The engineers demonstrated something wonderful. Almost any material can be used to create a device that continuously harvests energy from moist air.
It is not a development ready for practical application, but it overcomes, according to its creators, some of the limitations of other harvesters. All necessary material must be filled with nanopores less than 100 nanometers in diameter. It’s about a thousandth the width of a human hair, so easier said than done but much simpler than expected.
Such material can harvest electricity generated by microscopic water droplets in moist air, according to a team led by engineer Xiaomeng Liu of the University of Massachusetts Amherst.
They called their discovery “the generic Air-gen effect”.
“The air contains an enormous amount of electricity”, says engineer Jun Yao from UMass Amherst.
“Think of a cloud, which is nothing more than a mass of water droplets. Each of these droplets contains a charge, and when the conditions are right, the cloud can produce a lightning bolt – but we don’t know how to reliably capture lightning electricity. What we’ve done is create a small-scale man-made cloud that produces electricity for us in a predictable and continuous way so that we can harvest it.”
If Air-gen sounds familiar, it’s because the team previously developed an air energy harvester. However, their old device is based on protein nanowires grown by a bacterium called Geobacter sulfurreducens.
Well, it turns out the bacteria isn’t necessary.
“What we achieved after doing the geobacterium The discovery is that the ability to generate electricity from air – what we then called the “Air-gen effect” – turns out to be generic: literally any type of material can harvest electricity from the air, as long as it has a certain property, ” Yao explains.

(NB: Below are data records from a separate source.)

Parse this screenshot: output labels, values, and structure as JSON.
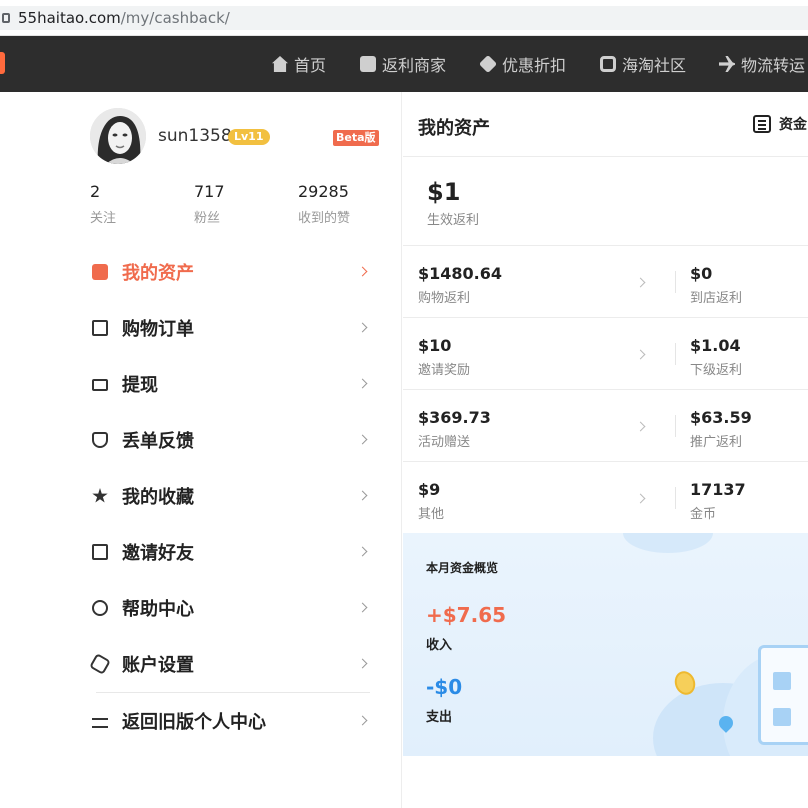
{
  "browser": {
    "url_domain": "55haitao.com",
    "url_path": "/my/cashback/"
  },
  "nav": {
    "items": [
      {
        "label": "首页",
        "icon": "home-icon"
      },
      {
        "label": "返利商家",
        "icon": "store-icon"
      },
      {
        "label": "优惠折扣",
        "icon": "tag-icon"
      },
      {
        "label": "海淘社区",
        "icon": "camera-icon"
      },
      {
        "label": "物流转运",
        "icon": "plane-icon"
      }
    ]
  },
  "profile": {
    "username": "sun1358",
    "level": "Lv11",
    "beta": "Beta版",
    "stats": [
      {
        "value": "2",
        "label": "关注"
      },
      {
        "value": "717",
        "label": "粉丝"
      },
      {
        "value": "29285",
        "label": "收到的赞"
      }
    ]
  },
  "menu": {
    "items": [
      {
        "label": "我的资产",
        "icon": "wallet-icon",
        "active": true
      },
      {
        "label": "购物订单",
        "icon": "order-icon"
      },
      {
        "label": "提现",
        "icon": "card-icon"
      },
      {
        "label": "丢单反馈",
        "icon": "shield-icon"
      },
      {
        "label": "我的收藏",
        "icon": "star-icon"
      },
      {
        "label": "邀请好友",
        "icon": "gift-icon"
      },
      {
        "label": "帮助中心",
        "icon": "help-icon"
      },
      {
        "label": "账户设置",
        "icon": "gear-icon"
      }
    ],
    "legacy": {
      "label": "返回旧版个人中心",
      "icon": "swap-icon"
    }
  },
  "assets": {
    "title": "我的资产",
    "fund_link": "资金",
    "effective": {
      "amount": "$1",
      "label": "生效返利"
    },
    "rows": [
      {
        "left": {
          "amount": "$1480.64",
          "label": "购物返利"
        },
        "right": {
          "amount": "$0",
          "label": "到店返利"
        }
      },
      {
        "left": {
          "amount": "$10",
          "label": "邀请奖励"
        },
        "right": {
          "amount": "$1.04",
          "label": "下级返利"
        }
      },
      {
        "left": {
          "amount": "$369.73",
          "label": "活动赠送"
        },
        "right": {
          "amount": "$63.59",
          "label": "推广返利"
        }
      },
      {
        "left": {
          "amount": "$9",
          "label": "其他"
        },
        "right": {
          "amount": "17137",
          "label": "金币"
        }
      }
    ]
  },
  "summary": {
    "title": "本月资金概览",
    "income": "+$7.65",
    "income_label": "收入",
    "expense": "-$0",
    "expense_label": "支出"
  },
  "colors": {
    "accent": "#f06b4d",
    "nav_bg": "#2d2d2d",
    "expense_blue": "#2b8be6",
    "level_badge": "#f2c040"
  }
}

This property is nanopores, and their size is based on the mean free path of water molecules in moist air. This is the distance a water molecule can travel in air before colliding with another water molecule.
The generic Air-gen device is made from a thin film of material, such as cellulose, silk protein or graphene oxide. Water molecules in the air can easily penetrate the nanopores and move from the top of the film to the bottom, but they collide with the sides of the pore as they move.
These transfers charge the material, producing buildup, and because more water molecules enter the top of the film, a charge imbalance occurs between the two sides.
This produces an effect similar to what we see in clouds producing lightning: rising air creates more collisions between water droplets at the top of a cloud, resulting in excess positive charge in the upper clouds and an excess of negative charge in the lower clouds.
In this case, the charge could potentially be redirected to power small devices or stored in some battery.
For the moment, it is only in its infancy. The cellulose film the team tested had a spontaneous voltage output of 260 millivolts in the ambient environment, whereas a cell phone requires a voltage output of about 5 volts. But the thinness of the films means they could be stacked to scale Air-gen devices to make them more practical.
And the fact that they can be made from different materials means that the devices could be adapted to the environment where they are to be used, according to the researchers.
“The idea is simple, but it’s never been discovered before, and it opens up all kinds of possibilities,” yao says. “You could imagine harvesters made of one type of material for rainforest environments and another for more arid regions.”
The next step would be to test the devices in different environments and also work on scaling them. But the generic Air-gen effect is real, and the possibilities it represents are hopeful.
“It’s very exciting” Liu says. “We are opening a big door to harvesting clean electricity from nothing.”
The research has been published in Advanced materials.